The government gross borrowing plan for 2019-20 is Rs 7.1 lakh crore while net borrowings are budgeted at Rs 4.48 lakh crore.
Foreign portfolio investors (FPIs) have sold more than $1 billion worth of bonds in January so far, possibly apprehensive of large government borrowings in 2020-21, rising inflation and elevated crude oil prices, reports Bhavik Nair in Mumbai. Indian companies are, however, able to tap the overseas markets with investors willing to buy dollar bonds that don’t carry a currency risk.
Dollar bond issuances by Indian companies have crossed $3 billion in 2020 so far.
On Monday, the yield on the benchmark closed at 6.64%; the yield has remained in the range of 6.50-6.80% over the last one month. The government gross borrowing plan for 2019-20 is Rs 7.1 lakh crore while net borrowings are budgeted at Rs 4.48 lakh crore.
Ananth Narayan, professor-finance at SPJIMR, observed that uncertainty over the fisc and the borrowing programme for 2020-21 as also the higher December CPI inflation, which may have dented chances of a rate cut in near term, could have soured the sentiment. “Although the CAD looks fine as of now, there are concerns over the rupee’s long term outlook. The RBI has been continuously buying dollars preventing the appreciation of the rupee beyond a certain point and that is hurting any potential returns for the FPIs,” Narayan explained.
Data shows that the general category of foreign investors has utilised 72.05% of its investment limit of Rs 2.46 lakh crore in government securities. At the same time, foreign investors have utilised only 58% of the investment limit of Rs 3.17 lakh crore in corporate bonds.
Retail inflation in December was 7.35% — over five-and-a-half year high — putting paid to hopes of a rate cut in the February monetary policy. Most economists view the rising inflation as transitory and driven by higher prices of vegetables and expect a rate cut in April.
However, US-Iran tensions in early January had led to a spike in oil prices that saw Brent prices touch $70 per barrel. A spike in oil prices is negative for India as it results in a widening trade deficit and this, according to experts, is likely to have contributed in some way to the sell-off. Dealers, however, have also pointed out that if yields rise beyond a certain point after the Budget, FPIs may re-emerge as big value buyers.

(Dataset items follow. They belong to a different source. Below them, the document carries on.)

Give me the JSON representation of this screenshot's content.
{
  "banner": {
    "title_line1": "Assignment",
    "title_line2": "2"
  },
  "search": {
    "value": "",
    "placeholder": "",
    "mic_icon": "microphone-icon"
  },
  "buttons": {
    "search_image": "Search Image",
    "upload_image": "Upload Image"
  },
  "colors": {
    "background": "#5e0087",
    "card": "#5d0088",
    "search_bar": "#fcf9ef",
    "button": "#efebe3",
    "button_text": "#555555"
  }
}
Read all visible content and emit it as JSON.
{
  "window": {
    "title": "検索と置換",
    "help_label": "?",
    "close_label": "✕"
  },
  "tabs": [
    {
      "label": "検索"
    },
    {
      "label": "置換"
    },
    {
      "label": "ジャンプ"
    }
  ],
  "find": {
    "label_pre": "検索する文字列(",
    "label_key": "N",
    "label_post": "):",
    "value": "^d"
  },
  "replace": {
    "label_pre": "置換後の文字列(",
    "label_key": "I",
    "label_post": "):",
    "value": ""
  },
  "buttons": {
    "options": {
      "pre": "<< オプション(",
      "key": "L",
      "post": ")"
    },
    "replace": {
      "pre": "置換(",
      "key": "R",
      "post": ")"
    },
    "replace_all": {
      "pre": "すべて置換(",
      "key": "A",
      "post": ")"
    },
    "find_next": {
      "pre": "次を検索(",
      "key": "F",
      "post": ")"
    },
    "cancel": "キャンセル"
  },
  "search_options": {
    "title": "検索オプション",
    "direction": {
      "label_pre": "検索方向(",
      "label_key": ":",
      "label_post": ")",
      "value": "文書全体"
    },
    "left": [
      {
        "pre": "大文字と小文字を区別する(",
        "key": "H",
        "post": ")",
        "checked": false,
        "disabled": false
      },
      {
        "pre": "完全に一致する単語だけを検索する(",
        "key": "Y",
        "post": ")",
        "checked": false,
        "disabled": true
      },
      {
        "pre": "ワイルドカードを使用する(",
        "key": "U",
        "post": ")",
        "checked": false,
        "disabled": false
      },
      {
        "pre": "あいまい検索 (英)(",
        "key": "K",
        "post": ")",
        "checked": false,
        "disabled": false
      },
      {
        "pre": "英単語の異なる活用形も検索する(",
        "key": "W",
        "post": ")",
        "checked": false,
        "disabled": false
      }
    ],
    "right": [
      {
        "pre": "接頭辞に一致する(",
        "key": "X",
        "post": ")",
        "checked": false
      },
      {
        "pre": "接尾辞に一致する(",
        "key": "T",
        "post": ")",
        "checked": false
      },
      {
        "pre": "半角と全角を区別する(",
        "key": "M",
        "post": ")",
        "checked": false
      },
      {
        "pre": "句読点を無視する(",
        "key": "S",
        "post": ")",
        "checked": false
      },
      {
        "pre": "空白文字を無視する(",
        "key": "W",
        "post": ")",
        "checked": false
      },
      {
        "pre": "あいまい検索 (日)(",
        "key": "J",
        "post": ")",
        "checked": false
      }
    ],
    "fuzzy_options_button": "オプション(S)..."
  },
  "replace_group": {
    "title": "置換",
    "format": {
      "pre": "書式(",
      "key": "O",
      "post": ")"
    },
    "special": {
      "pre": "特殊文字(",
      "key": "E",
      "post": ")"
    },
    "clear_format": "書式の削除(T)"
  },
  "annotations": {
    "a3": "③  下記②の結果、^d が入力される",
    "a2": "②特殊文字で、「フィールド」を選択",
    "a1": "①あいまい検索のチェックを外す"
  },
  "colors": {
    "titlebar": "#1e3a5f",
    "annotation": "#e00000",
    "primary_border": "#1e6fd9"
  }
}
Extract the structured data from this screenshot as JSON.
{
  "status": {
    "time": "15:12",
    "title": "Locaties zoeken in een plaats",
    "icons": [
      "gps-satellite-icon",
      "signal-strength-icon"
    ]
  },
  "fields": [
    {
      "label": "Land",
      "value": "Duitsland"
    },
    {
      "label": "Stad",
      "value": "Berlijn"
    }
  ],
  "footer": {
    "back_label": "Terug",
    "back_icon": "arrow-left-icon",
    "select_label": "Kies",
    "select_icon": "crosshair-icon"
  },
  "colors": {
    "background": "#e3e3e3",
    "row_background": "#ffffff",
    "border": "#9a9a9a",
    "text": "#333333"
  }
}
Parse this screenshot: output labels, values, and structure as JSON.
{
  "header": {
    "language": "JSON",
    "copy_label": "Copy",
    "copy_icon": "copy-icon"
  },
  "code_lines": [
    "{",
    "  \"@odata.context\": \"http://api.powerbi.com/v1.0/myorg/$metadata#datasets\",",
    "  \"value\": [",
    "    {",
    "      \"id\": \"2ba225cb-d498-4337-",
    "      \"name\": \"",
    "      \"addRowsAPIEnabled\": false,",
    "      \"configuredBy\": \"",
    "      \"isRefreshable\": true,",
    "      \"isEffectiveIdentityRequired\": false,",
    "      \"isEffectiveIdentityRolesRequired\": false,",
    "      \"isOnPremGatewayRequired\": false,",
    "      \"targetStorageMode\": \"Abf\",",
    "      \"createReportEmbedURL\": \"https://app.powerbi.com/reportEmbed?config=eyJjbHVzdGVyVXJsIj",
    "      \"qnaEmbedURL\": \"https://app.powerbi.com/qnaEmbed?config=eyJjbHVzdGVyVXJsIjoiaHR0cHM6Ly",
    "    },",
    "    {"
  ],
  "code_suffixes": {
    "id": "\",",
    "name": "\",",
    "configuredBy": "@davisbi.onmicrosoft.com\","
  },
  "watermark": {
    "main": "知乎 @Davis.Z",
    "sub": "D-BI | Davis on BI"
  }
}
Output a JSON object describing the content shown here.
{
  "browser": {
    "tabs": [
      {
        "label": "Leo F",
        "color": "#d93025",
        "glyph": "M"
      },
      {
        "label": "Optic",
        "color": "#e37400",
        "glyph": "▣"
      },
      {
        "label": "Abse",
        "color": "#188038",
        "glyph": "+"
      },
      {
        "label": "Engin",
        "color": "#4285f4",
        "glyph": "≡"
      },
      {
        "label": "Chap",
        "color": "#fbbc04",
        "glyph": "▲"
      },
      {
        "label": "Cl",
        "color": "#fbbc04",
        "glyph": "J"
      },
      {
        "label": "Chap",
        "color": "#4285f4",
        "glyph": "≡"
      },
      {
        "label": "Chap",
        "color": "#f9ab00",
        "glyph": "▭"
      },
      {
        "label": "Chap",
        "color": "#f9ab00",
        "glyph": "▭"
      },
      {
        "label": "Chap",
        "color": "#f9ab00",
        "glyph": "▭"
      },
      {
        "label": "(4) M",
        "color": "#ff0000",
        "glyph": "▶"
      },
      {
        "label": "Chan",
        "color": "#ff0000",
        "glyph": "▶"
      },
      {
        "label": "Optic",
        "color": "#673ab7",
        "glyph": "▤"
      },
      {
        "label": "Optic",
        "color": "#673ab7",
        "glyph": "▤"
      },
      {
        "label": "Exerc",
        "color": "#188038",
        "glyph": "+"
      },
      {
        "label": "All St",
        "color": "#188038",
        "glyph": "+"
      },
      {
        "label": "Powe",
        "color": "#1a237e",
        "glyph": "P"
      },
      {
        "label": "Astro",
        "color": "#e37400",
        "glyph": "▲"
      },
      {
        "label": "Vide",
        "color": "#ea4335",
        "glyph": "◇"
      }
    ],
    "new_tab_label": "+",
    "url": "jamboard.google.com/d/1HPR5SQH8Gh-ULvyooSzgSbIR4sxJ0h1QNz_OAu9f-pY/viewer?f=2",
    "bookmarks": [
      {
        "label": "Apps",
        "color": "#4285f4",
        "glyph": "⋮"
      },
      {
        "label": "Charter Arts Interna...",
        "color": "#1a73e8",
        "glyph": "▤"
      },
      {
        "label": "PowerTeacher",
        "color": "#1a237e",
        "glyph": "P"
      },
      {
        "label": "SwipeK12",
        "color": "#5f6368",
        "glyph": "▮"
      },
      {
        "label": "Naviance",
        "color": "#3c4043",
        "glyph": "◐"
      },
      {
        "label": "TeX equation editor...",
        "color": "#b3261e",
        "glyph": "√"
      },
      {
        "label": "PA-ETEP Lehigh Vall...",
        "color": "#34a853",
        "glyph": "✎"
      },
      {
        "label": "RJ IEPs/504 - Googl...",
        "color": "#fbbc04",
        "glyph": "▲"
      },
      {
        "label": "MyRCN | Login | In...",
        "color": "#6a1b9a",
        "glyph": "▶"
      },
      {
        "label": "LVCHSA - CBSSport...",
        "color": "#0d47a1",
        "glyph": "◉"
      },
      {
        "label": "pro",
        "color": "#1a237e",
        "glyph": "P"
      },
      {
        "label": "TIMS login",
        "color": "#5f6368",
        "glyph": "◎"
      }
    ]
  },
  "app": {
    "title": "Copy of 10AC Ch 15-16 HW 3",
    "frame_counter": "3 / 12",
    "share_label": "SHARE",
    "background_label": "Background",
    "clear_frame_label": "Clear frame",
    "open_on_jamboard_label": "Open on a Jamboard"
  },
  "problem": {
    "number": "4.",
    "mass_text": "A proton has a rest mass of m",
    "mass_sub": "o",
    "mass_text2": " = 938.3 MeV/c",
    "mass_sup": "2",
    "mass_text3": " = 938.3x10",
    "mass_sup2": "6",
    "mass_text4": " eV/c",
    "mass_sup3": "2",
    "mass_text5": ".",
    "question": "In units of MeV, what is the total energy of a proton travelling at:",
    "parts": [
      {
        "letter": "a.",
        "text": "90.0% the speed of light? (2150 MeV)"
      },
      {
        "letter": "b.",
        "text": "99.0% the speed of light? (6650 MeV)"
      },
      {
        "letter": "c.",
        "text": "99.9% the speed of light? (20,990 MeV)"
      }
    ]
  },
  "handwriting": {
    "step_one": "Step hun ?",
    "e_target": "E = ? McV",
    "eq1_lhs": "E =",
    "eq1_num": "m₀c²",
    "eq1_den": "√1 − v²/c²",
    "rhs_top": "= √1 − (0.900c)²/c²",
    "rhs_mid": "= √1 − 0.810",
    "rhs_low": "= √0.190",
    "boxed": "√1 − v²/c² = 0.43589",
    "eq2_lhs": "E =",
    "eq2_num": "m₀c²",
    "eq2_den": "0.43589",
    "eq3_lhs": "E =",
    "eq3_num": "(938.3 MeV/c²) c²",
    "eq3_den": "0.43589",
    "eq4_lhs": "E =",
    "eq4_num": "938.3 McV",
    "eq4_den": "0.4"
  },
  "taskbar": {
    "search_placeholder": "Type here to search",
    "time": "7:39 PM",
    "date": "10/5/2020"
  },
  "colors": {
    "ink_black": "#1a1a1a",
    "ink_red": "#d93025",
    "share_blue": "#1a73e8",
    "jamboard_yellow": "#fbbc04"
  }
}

Meanwhile, Indian firms continue to tap the overseas bond market. A senior executive at a foreign bank told FE that offshore markets have a huge appetite for Indian paper given the yields are attractive and there is ample liquidity.
“For many NBFCs, offshore markets are becoming a lifeline right now. Policymakers should do something that could help Indian firms reduce hedging costs — for instance provide a subsidy on the hedging cost. If that happens, more firms will tap the overseas market,” the banker said.